The second element of the ADA claim that the plaintiff must prove is that the plaintiff is a qualified individual under the ADA.
The term “qualified individual” means an individual with a disability who, either with or without a reasonable accommodation, can perform the essential functions of the employment position that such individual holds or desires. The individual must satisfy the requisite skill, experience, education, and other job-related requirements of the employment position.
Comment
See 42 U.S.C. § 12111 (employment-related definitions); 29 C.F.R. § 1630.2(m) (qualified individual). For a definition of “disability,” see Instruction 12.2 (ADA—Physical or Mental Impairment).

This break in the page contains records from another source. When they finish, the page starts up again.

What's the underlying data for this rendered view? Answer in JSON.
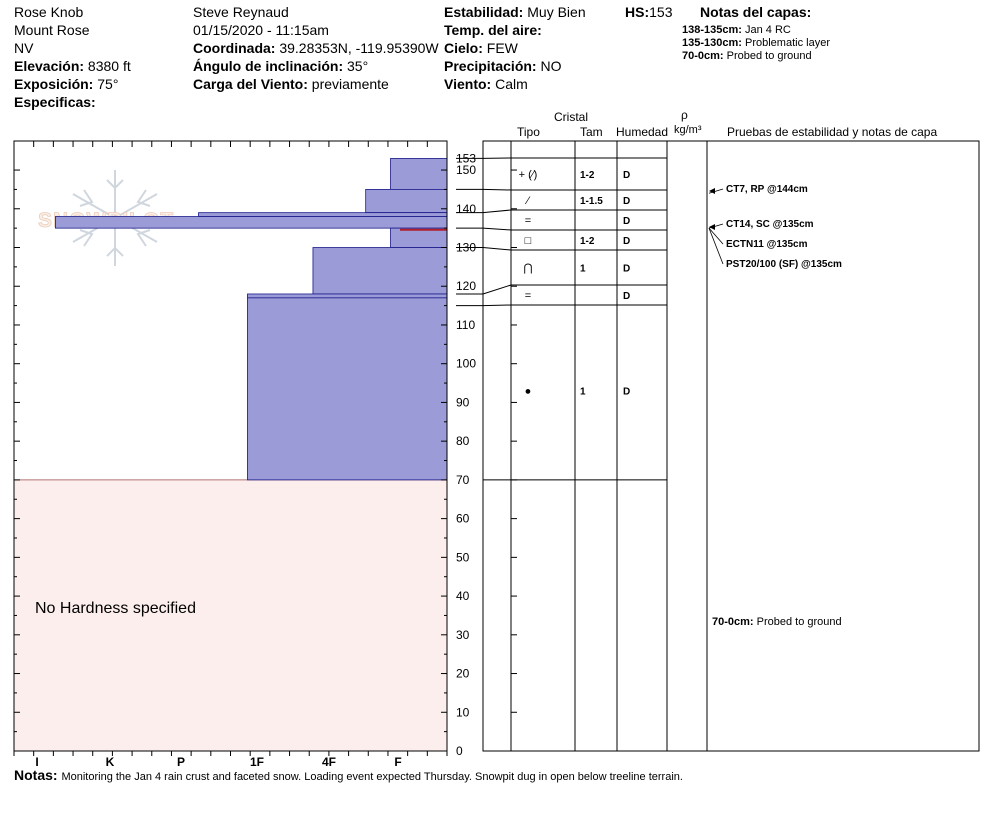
{
  "header": {
    "location": "Rose Knob",
    "area": "Mount Rose",
    "state": "NV",
    "elevation_label": "Elevación:",
    "elevation": "8380 ft",
    "aspect_label": "Exposición:",
    "aspect": "75°",
    "specifics_label": "Especificas:",
    "observer": "Steve Reynaud",
    "datetime": "01/15/2020 - 11:15am",
    "coord_label": "Coordinada:",
    "coord": "39.28353N, -119.95390W",
    "slope_label": "Ángulo de inclinación:",
    "slope": "35°",
    "wind_load_label": "Carga del Viento:",
    "wind_load": "previamente",
    "stability_label": "Estabilidad:",
    "stability": "Muy Bien",
    "air_temp_label": "Temp. del aire:",
    "sky_label": "Cielo:",
    "sky": "FEW",
    "precip_label": "Precipitación:",
    "precip": "NO",
    "wind_label": "Viento:",
    "wind": "Calm",
    "hs_label": "HS:",
    "hs": "153",
    "layer_notes_label": "Notas del capas:",
    "layer_notes": [
      {
        "range": "138-135cm:",
        "text": "Jan 4 RC"
      },
      {
        "range": "135-130cm:",
        "text": "Problematic layer"
      },
      {
        "range": "70-0cm:",
        "text": "Probed to ground"
      }
    ]
  },
  "logo_text": "SNOWPILOT",
  "columns": {
    "cristal": "Cristal",
    "tipo": "Tipo",
    "tam": "Tam",
    "humedad": "Humedad",
    "rho": "ρ",
    "density_unit": "kg/m³",
    "tests": "Pruebas de estabilidad y notas de capa"
  },
  "no_hardness_text": "No Hardness specified",
  "notes_label": "Notas:",
  "notes_text": "Monitoring the Jan 4 rain crust and faceted snow.  Loading event expected Thursday.  Snowpit dug in open below treeline terrain.",
  "chart_data": {
    "type": "bar",
    "title": "",
    "xlabel": "",
    "ylabel": "",
    "hardness_categories": [
      "I",
      "K",
      "P",
      "1F",
      "4F",
      "F"
    ],
    "ylim": [
      0,
      153
    ],
    "y_ticks": [
      0,
      10,
      20,
      30,
      40,
      50,
      60,
      70,
      80,
      90,
      100,
      110,
      120,
      130,
      140,
      150
    ],
    "y_top_label": "153",
    "hardness_layers": [
      {
        "top": 153,
        "bottom": 145,
        "hardness": 0.75
      },
      {
        "top": 145,
        "bottom": 139,
        "hardness": 1.08
      },
      {
        "top": 139,
        "bottom": 138,
        "hardness": 3.3
      },
      {
        "top": 138,
        "bottom": 135,
        "hardness": 5.2
      },
      {
        "top": 135,
        "bottom": 130,
        "hardness": 0.75
      },
      {
        "top": 130,
        "bottom": 118,
        "hardness": 1.78
      },
      {
        "top": 118,
        "bottom": 117,
        "hardness": 2.65
      },
      {
        "top": 117,
        "bottom": 70,
        "hardness": 2.65
      }
    ],
    "no_hardness_range": [
      0,
      70
    ],
    "layers": [
      {
        "top": 153,
        "bottom": 145,
        "crystal": "+ (⁄)",
        "size": "1-2",
        "moisture": "D"
      },
      {
        "top": 145,
        "bottom": 139,
        "crystal": "⁄",
        "size": "1-1.5",
        "moisture": "D"
      },
      {
        "top": 139,
        "bottom": 135,
        "crystal": "=",
        "size": "",
        "moisture": "D"
      },
      {
        "top": 135,
        "bottom": 130,
        "crystal": "□",
        "size": "1-2",
        "moisture": "D"
      },
      {
        "top": 130,
        "bottom": 118,
        "crystal": "⋂",
        "size": "1",
        "moisture": "D"
      },
      {
        "top": 118,
        "bottom": 115,
        "crystal": "=",
        "size": "",
        "moisture": "D"
      },
      {
        "top": 115,
        "bottom": 70,
        "crystal": "●",
        "size": "1",
        "moisture": "D"
      }
    ],
    "tests": [
      {
        "depth": 144,
        "label": "CT7, RP @144cm"
      },
      {
        "depth": 135,
        "label": "CT14, SC @135cm"
      },
      {
        "depth": 135,
        "label": "ECTN11 @135cm"
      },
      {
        "depth": 135,
        "label": "PST20/100 (SF) @135cm"
      }
    ],
    "layer_comments": [
      {
        "depth": 70,
        "range": "70-0cm:",
        "text": "Probed to ground"
      }
    ],
    "colors": {
      "hardness_fill": "#9b9bd7",
      "hardness_edge": "#1a1a8a",
      "no_hardness_fill": "#fdeeee",
      "crust_line": "#b0202a"
    }
  }
}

An individual who fails to satisfy job prerequisites, such as having a license, cannot be considered qualified within the meaning of the ADA unless he or she can show that the prerequisite is itself discriminatory. Johnson v. Bd. of Trustees, 666 F.3d 561, 567 (9th Cir. 2011) (noting that a law firm that requires lawyers to have graduated from an accredited law school and passed a bar examination need not provide accommodation to disabled individual who does not meet this selection criteria).

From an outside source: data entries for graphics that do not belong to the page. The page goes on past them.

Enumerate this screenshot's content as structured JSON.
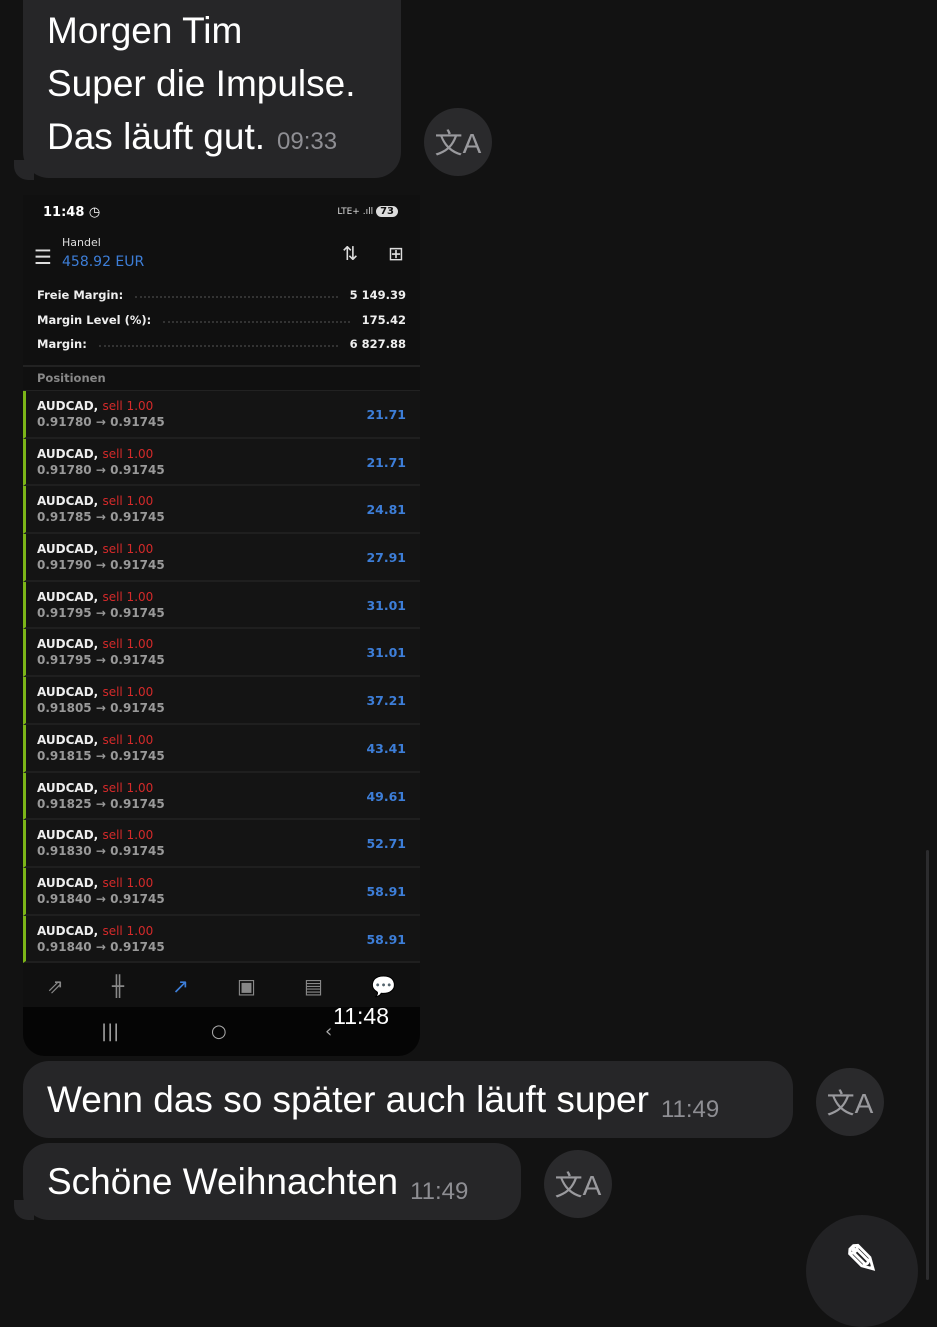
{
  "messages": [
    {
      "lines": [
        "Morgen Tim",
        "Super die Impulse.",
        "Das läuft gut."
      ],
      "time": "09:33"
    },
    {
      "text": "Wenn das so später auch läuft super",
      "time": "11:49"
    },
    {
      "text": "Schöne Weihnachten",
      "time": "11:49"
    }
  ],
  "icons": {
    "translate": "translate-icon",
    "fab": "compose-icon"
  },
  "screenshot": {
    "status_time": "11:48",
    "network": "LTE+ .ıll",
    "battery": "73",
    "header_label": "Handel",
    "balance": "458.92 EUR",
    "stats": [
      {
        "label": "Freie Margin:",
        "value": "5 149.39"
      },
      {
        "label": "Margin Level (%):",
        "value": "175.42"
      },
      {
        "label": "Margin:",
        "value": "6 827.88"
      }
    ],
    "positions_title": "Positionen",
    "positions": [
      {
        "symbol": "AUDCAD,",
        "side": "sell 1.00",
        "prices": "0.91780 → 0.91745",
        "profit": "21.71"
      },
      {
        "symbol": "AUDCAD,",
        "side": "sell 1.00",
        "prices": "0.91780 → 0.91745",
        "profit": "21.71"
      },
      {
        "symbol": "AUDCAD,",
        "side": "sell 1.00",
        "prices": "0.91785 → 0.91745",
        "profit": "24.81"
      },
      {
        "symbol": "AUDCAD,",
        "side": "sell 1.00",
        "prices": "0.91790 → 0.91745",
        "profit": "27.91"
      },
      {
        "symbol": "AUDCAD,",
        "side": "sell 1.00",
        "prices": "0.91795 → 0.91745",
        "profit": "31.01"
      },
      {
        "symbol": "AUDCAD,",
        "side": "sell 1.00",
        "prices": "0.91795 → 0.91745",
        "profit": "31.01"
      },
      {
        "symbol": "AUDCAD,",
        "side": "sell 1.00",
        "prices": "0.91805 → 0.91745",
        "profit": "37.21"
      },
      {
        "symbol": "AUDCAD,",
        "side": "sell 1.00",
        "prices": "0.91815 → 0.91745",
        "profit": "43.41"
      },
      {
        "symbol": "AUDCAD,",
        "side": "sell 1.00",
        "prices": "0.91825 → 0.91745",
        "profit": "49.61"
      },
      {
        "symbol": "AUDCAD,",
        "side": "sell 1.00",
        "prices": "0.91830 → 0.91745",
        "profit": "52.71"
      },
      {
        "symbol": "AUDCAD,",
        "side": "sell 1.00",
        "prices": "0.91840 → 0.91745",
        "profit": "58.91"
      },
      {
        "symbol": "AUDCAD,",
        "side": "sell 1.00",
        "prices": "0.91840 → 0.91745",
        "profit": "58.91"
      }
    ],
    "image_time": "11:48"
  },
  "colors": {
    "profit": "#3d7ed8",
    "sell": "#d42a2a",
    "position_bar": "#7cb518",
    "bubble": "#262628",
    "background": "#121212"
  }
}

“[O]ne must be able to perform the essential functions of employment at the time that one is discriminated against in order to bring suit.” Weyer v. Twentieth Century Fox Film Corp., 198 F.3d 1104, 1112 (9th Cir. 2000); see Johnson, 666 F.3d at 564. A disabled employee or applicant who engaged in the use of illegal drugs at the time of the discriminatory incident will not be considered a “qualified individual with a disability” when the covered entity acts on the basis of such use. 42 U.S.C. § 12114(a); Lopez v. Pacific Maritime Ass’n, 657 F.3d 762, 764-68 (9th Cir. 2011) (rejecting discrimination claim challenging one-strike rule that permanently eliminated candidates who tested positive for drug use; leaving open question of how disparate impact claim might be affected by 42 U.S.C. § 12112(b)(6), governing selection criteria that tends to screen out individuals with a disability). See also Mayo v. PCC Structurals, Inc., 795 F.3d 941, 944 (9th Cir. 2015) (holding that under Oregon disability law, which is interpreted consistently with the ADA, an employee who makes serious and credible threats to kill coworkers is not a qualified individual, regardless of whether the threats stem from mental illness; ADA regulations do not require employer to analyze separately whether an employee poses a direct threat to health or safety of others in workplace under 42 U.S.C. § 12113).
The phrase “holds or desires” has been interpreted by the Ninth Circuit to apply in situations when employees request reassignment “even if they cannot perform the essential functions of the current position.” Barnett v. U. S. Air, Inc., 228 F.3d 1105, 1111 (9th Cir. 2000), vacated on other grounds, 535 U.S. 391 (2002).